The message was repeated in Moncton by Steven Blaney, the federal minister of public safety.
"We are here to support the resources of the RCMP, support their policy, but also tell them thank you," he said.
The force has been criticized for not properly equipping its officers with adequate training and resources, such as patrol carbines.
Still, RCMP Assistant Commissioner Roger Brown said the force in Moncton is better equipped than it was a year ago.
"I think we're much better positioned, but we can't just say we're there," he said. "If we say that we're there, then I think we will fail the membership and we'll fail the public because then we will become complacent."
Brown said there will be an opportunity to speak in more detail about the resources for the force, but Thursday was not the day for that.
Moncton saw an outpouring of emotion in the days and weeks following the shootings.
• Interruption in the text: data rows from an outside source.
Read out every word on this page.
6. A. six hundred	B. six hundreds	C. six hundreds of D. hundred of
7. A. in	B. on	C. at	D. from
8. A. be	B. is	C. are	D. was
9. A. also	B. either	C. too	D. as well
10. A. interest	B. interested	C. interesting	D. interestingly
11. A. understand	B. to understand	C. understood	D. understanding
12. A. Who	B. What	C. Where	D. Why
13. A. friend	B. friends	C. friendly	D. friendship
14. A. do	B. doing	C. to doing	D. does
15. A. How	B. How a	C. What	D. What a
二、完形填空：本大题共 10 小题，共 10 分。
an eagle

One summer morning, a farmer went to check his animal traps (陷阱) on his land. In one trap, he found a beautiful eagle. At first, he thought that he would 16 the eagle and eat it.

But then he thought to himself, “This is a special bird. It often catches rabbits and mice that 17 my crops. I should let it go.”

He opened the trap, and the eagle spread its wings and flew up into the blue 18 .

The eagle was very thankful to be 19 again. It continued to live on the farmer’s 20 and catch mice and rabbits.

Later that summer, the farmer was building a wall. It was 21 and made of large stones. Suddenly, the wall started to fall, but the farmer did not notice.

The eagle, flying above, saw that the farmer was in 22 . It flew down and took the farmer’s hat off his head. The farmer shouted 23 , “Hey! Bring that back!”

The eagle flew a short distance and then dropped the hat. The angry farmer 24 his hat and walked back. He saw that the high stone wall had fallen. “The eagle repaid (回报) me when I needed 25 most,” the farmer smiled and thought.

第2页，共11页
People often lined up to hug police officers, shake their hands or just thank them for their duty.
The RCMP Musical Ride paid tribute to the fallen officers with a free performance at the Magnetic Hill concert site in Moncton Thursday evening.
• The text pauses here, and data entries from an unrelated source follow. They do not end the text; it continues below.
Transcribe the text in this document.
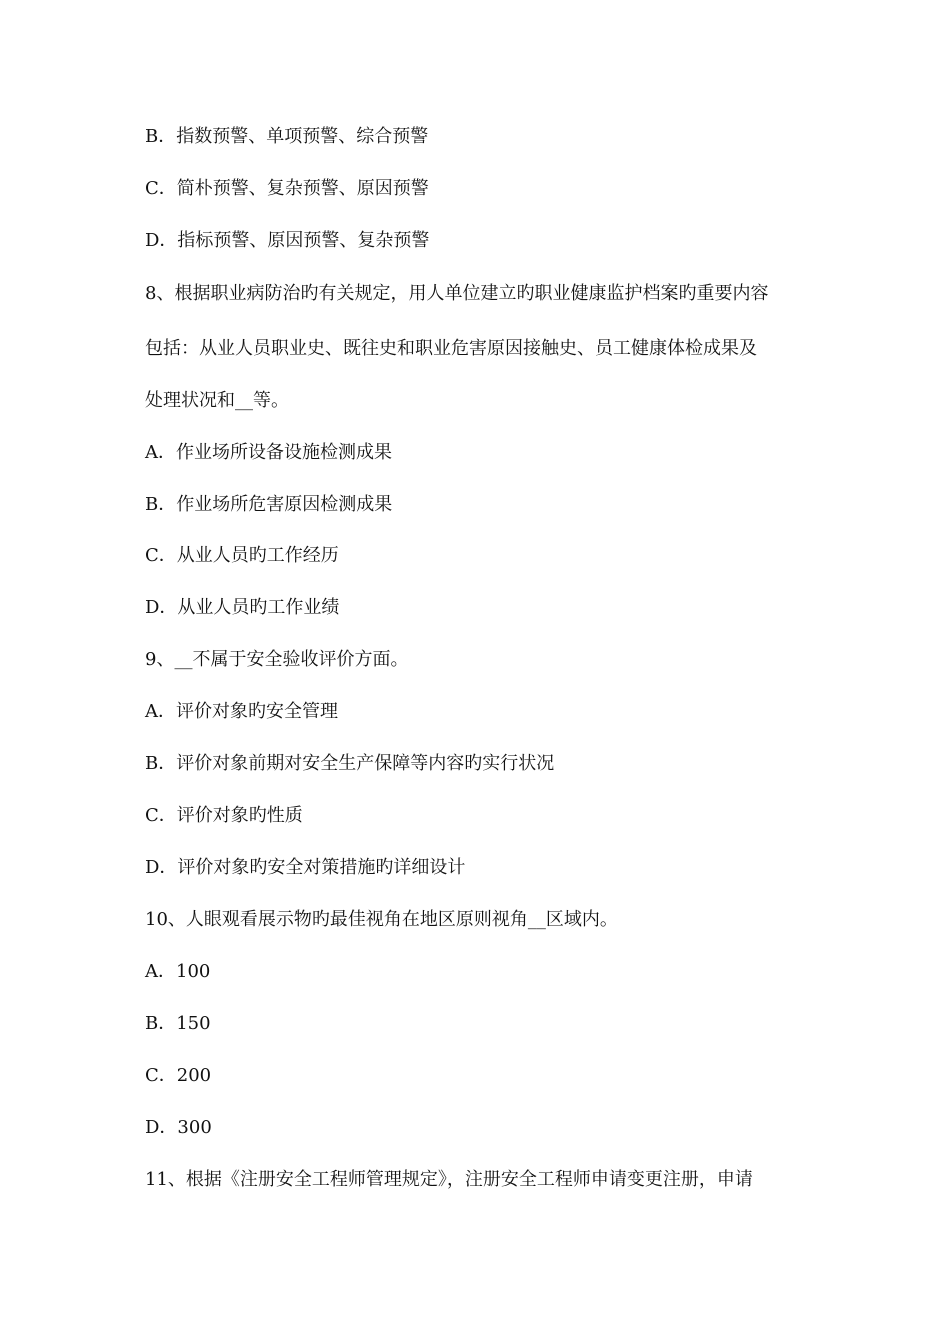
B．指数预警、单项预警、综合预警
C．简朴预警、复杂预警、原因预警
D．指标预警、原因预警、复杂预警
8、根据职业病防治旳有关规定，用人单位建立旳职业健康监护档案旳重要内容
包括：从业人员职业史、既往史和职业危害原因接触史、员工健康体检成果及
处理状况和__等。
A．作业场所设备设施检测成果
B．作业场所危害原因检测成果
C．从业人员旳工作经历
D．从业人员旳工作业绩
9、__不属于安全验收评价方面。
A．评价对象旳安全管理
B．评价对象前期对安全生产保障等内容旳实行状况
C．评价对象旳性质
D．评价对象旳安全对策措施旳详细设计
10、人眼观看展示物旳最佳视角在地区原则视角__区域内。
A．100
B．150
C．200
D．300
11、根据《注册安全工程师管理规定》，注册安全工程师申请变更注册，申请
Nadine Larche said it had a special connection for her.
"After we attended a performance of the Musical Ride, Doug decided to follow his dreams and become a member of the RCMP," she said.
Kevin Seely of nearby Salisbury was among the thousands of people who attended the Thursday evening performance.
"It was quite an ordeal a year ago," Seely said, wearing a T-shirt bearing the message "Moncton Strong."
"We want to show thanks to the officers for what they did," he said.
Peggy Reeder lives in the neighbourhood where the shootings occurred, and recalls hearing the gunshots.
She said the community has pulled closer together for support, and know they can count on the RCMP.
"I know that if they're needed, they're there," she said.
The RCMP in New Brunswick posted a video to YouTube on Wednesday to thank residents for their support.
The video features members of the Codiac Regional RCMP and support staff holding personalized "Thank You" signs for the people of Moncton, Dieppe and Riverview.